Meager mergers, unless AT&T's in

Rural systems are available but are seen as not too attractive to MSOs, which find it hard to justify the buy

Ask cable executives for predictions about mergers and acquisitions for 2001, and their first response will almost invariably be along the lines, "There's not much out there to buy." Pause. "Unless AT&T comes back on the market."

Indeed, few outside AT&T Corp. believe that the company will be in the cable business for long. AT&T's decision to split into five parts is widely seen as Mike Armstrong's abandonment of his strategy to round out the company's telecommunications services by extending into the local- telephone business. Although AT&T executives deny it, industry executives believe AT&T's lucrative collection of metropolitan clusters will be back on the market.

"I firmly believe these systems will come back our way," says the CEO of one MSO.

"Obviously, we'd love it," adds a senior executive of one media company that has been studying AT&T's recent moves. "I would say it's 50-50 that these properties get resold."

Other than that, expectations for this year are low.

Cox Chairman James Robbins says that he's interested in developing his existing clusters in places like Southern California, Arizona and Florida and, secondarily, a really large deal. But he's not interested in diving back into small markets the way he did with his $4 billion takeover of TCA Cable TV Inc. two years ago.

"If there are opportunities for us to get bigger, we would look at that," he explains. "I'm not sure there's a whole lot out there that makes sense for us."

Adds Comcast Executive Vice President Larry Smith: "Maybe something will come up, but our folks are focused a lot on cleanup stuff around our own systems."

In sheer size, 2000 was a huge year, with cable systems accounting for about half the value of Time Warner Inc.'s $120 billion sale to America Online, and AT&T completing its $60 billion takeover of MediaOne Group Inc. But the effects were less dramatic than the previous year, when half the ranks of the top 10 MSOs were swept up.

Properties clearly up for sale in 2001 are rural systems that, while conceivably appealing at some price, are not terribly attractive now: 404,000-subscriber Classic Communications, 70,000-subscriber James Communicatons and 121,000-subscriber Galaxy Telecom. All three companies are at least in technical default on their bank loans. Their owners have been struggling for a year to find buyers or new equity sources to keep lenders satisfied, to no avail. Their portfolios are composed mostly of small-town, rural properties that lack the heft to be upgraded efficiently and, hence, have been ravaged by DirecTV and EchoStar. Other MSOs are having a hard time justifying such buys even as distress situations.

More-interesting activity could surround a slice of systems that AT&T is definitely putting up for sale. The company is shopping a 1.2 million-subscriber piece of its own rural operation to other MSOs, including Iowa, Utah and Montana. Industry executives say that several investment funds have started to circle but are looking to assemble management teams before they formally bid.

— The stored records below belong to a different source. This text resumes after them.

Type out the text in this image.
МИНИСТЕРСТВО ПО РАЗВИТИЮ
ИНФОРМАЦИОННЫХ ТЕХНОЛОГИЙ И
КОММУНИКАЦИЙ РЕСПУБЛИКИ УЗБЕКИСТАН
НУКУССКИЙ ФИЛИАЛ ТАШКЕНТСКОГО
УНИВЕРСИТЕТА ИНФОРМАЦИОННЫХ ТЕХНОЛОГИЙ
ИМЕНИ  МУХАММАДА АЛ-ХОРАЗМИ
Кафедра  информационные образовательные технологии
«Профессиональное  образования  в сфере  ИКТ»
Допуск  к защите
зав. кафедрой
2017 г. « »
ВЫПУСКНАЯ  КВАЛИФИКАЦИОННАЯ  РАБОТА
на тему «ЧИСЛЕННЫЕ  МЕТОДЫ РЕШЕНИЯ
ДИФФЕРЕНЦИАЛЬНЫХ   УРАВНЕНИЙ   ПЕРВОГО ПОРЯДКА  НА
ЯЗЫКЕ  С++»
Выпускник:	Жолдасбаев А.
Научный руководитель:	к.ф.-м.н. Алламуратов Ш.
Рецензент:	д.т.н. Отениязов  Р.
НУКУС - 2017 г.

A couple years ago, established operators would have jumped at the chance, because some top players were looking merely for bulk buys. Cox Communications, Charter Communications Inc. and Adelphia Communications Corp. all bid for properties that made little geographic sense but offered an additional million or so subscribers for increased leverage with programmers, regulators and other MSOs.

Except for Mediacomm Communications, established MSOs are passing on the current slate of rural properties. "That extra million subs on hell's half acre?" asks a senior executive with one MSO. "Not us, thanks."

The good news for deal-makers is that the investors are more supportive of cable than of other media sectors. Some system stocks are trading around 16 to 18 times annual cash flow, notably Comcast and Charter. And while recession fears and spectacular telcom failures like ICG Communications and Northpoint Communications froze the junk-bond market solid, it has been cable operators that have led the way through the ice, Charter, Mediacomm and Adelphia raising almost $2 billion over the past 30 days at favorable rates.